The cultural capital of reality stars like the Kardashians cannot be overstated. When they got BBLs, other women wanted them, and some went to foreign countries to get them cheaply. Now that they’re abandoning the aesthetics that they stole from black women, so are others. Khloe, who was always bigger than her sisters, has lost considerable weight (without GLP-1s to boot).

But what factors have led us here — to a culture that praises a drug like Ozempic, and praises weight loss overall? Celebrities losing weight is one, but the fashion industry is another.

Fashion and cultural conceptions of the body are intertwined and tangled together — it's no wonder we are seeing the resurgence of 2000s fashion alongside the rise of drugs like Ozempic. As low-rise jeans and mini skirts have come back into vogue, fat shaming has come with it.
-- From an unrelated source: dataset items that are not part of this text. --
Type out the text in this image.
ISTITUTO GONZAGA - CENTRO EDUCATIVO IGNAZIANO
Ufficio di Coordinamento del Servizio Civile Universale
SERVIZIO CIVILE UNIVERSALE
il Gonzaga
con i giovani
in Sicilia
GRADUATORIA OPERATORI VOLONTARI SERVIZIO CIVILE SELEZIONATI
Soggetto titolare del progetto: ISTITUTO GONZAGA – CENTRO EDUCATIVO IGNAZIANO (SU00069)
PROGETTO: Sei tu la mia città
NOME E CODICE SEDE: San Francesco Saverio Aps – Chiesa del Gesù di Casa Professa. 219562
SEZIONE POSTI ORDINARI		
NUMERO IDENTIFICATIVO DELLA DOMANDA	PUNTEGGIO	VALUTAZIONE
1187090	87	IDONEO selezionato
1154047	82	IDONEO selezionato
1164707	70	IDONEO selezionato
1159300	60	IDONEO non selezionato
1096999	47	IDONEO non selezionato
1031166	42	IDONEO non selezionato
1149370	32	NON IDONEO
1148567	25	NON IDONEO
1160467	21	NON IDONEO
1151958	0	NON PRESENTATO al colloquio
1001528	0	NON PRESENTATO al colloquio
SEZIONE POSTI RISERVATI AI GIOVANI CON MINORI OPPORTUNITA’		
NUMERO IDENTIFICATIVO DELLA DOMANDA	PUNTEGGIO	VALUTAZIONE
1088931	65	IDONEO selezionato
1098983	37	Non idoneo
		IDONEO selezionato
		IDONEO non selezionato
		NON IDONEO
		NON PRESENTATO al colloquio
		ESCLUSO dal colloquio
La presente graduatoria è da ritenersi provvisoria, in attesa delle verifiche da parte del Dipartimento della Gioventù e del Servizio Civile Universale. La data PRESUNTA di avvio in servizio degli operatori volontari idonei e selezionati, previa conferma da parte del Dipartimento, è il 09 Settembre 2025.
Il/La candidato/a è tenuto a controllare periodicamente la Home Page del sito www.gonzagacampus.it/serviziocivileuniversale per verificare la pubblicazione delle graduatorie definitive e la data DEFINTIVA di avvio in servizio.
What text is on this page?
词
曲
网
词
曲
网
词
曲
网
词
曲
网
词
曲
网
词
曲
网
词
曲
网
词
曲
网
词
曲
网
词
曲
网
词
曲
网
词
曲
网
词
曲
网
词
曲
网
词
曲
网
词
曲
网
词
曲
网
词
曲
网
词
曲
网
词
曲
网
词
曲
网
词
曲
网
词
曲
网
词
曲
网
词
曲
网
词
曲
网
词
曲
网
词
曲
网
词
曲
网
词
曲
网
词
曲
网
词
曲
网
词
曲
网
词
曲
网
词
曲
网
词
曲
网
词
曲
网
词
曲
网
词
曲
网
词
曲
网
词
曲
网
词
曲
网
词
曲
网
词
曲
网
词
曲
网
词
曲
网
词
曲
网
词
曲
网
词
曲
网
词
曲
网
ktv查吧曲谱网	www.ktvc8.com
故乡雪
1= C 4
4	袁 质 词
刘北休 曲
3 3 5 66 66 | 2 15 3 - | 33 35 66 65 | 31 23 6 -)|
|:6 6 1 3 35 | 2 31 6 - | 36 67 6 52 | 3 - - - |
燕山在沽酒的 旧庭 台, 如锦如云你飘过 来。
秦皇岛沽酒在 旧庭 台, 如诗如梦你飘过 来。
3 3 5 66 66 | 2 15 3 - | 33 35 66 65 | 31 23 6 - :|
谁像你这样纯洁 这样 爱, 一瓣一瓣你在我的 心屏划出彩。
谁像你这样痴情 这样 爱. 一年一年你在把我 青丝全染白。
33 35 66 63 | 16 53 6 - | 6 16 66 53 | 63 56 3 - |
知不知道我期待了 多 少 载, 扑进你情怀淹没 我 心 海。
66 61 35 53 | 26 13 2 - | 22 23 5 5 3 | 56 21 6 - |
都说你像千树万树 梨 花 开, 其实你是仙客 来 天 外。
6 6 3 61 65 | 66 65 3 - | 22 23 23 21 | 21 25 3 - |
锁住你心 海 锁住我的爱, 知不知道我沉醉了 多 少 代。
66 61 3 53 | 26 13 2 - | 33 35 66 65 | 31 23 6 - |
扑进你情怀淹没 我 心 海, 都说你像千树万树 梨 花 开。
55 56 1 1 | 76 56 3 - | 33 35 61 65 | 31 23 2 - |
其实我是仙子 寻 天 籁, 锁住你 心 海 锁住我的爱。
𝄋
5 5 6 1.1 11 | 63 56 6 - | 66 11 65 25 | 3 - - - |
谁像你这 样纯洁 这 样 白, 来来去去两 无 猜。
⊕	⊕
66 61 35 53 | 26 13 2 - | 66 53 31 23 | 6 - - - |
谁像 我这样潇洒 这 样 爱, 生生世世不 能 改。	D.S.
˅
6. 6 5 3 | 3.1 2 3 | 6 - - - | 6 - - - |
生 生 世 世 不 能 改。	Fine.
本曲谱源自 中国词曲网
Think back to iconic movies from that period. Think Bridget Jones’s Diary, Mean Girls or The Devil Wears Prada. I remember being 13 years old, watching all these movies for the first time. I remember thinking to myself that a size six was too big when watching The Devil Wears Prada, thinking that I needed to stay small and control my hunger so I would never be a disgusting six. Shockingly, that’s not what happened.

Throughout my young life, sizes and weights were thrown around like goalposts to be met: 115, 136, 143, 165, 170. At 13, I would look up the average American woman’s weight and try to devise a plan so I could get to that level. I was taught to hate my body by the world around me. I was set up to fail. Even at my smallest, I wanted to be smaller.

There is a certain level of ignorance that comes with the idea that fatphobia went away when the body positivity movement became popular. Because fatphobia doesn’t just affect fat people. It’s in the comments on a celebrity’s Instagram post. It’s in the speculation that someone might be pregnant. It’s in the way doctors say to watch your weight. It’s the microexpressions on someone’s face at the store when you ask if they have a bigger size. It’s the way men’s eyes glaze over when you’re near them or the stares of strangers as you move through a crowded bar. It’s the feeling that eating is disgusting, that you’re disgusting, that you don’t deserve to eat. It’s the fear of sweating, the fear of smelling bad, the fear of not being as perfect as your thin counterparts. It’s the way people thinner than you talk about gaining weight, like their biggest fear is being you.

That’s not even getting into how fatness, viewed as a marker of laziness in the past, is now equated to low socioeconomic status. This doesn’t even get into the statistics that say that fat women are more likely to be sexually assaulted than their thin counterparts. Fatphobia runs rampant through Western society. Celebrities like Adele and Rebel Wilson losing weight doesn’t help, it results in people taking off-brand Ozempic from Hims.

Kourtney Kardashian’s brand Lemme recently dropped a natural GLP-1 supplement for $90 a bottle. I can’t lie: it’s appealing. If Heather Gay is any indicator, losing weight will make other people like you. For the low price of $90 (or $72 if you pay for a monthly subscription), you too could be deserving of love and respect. Don’t you want in?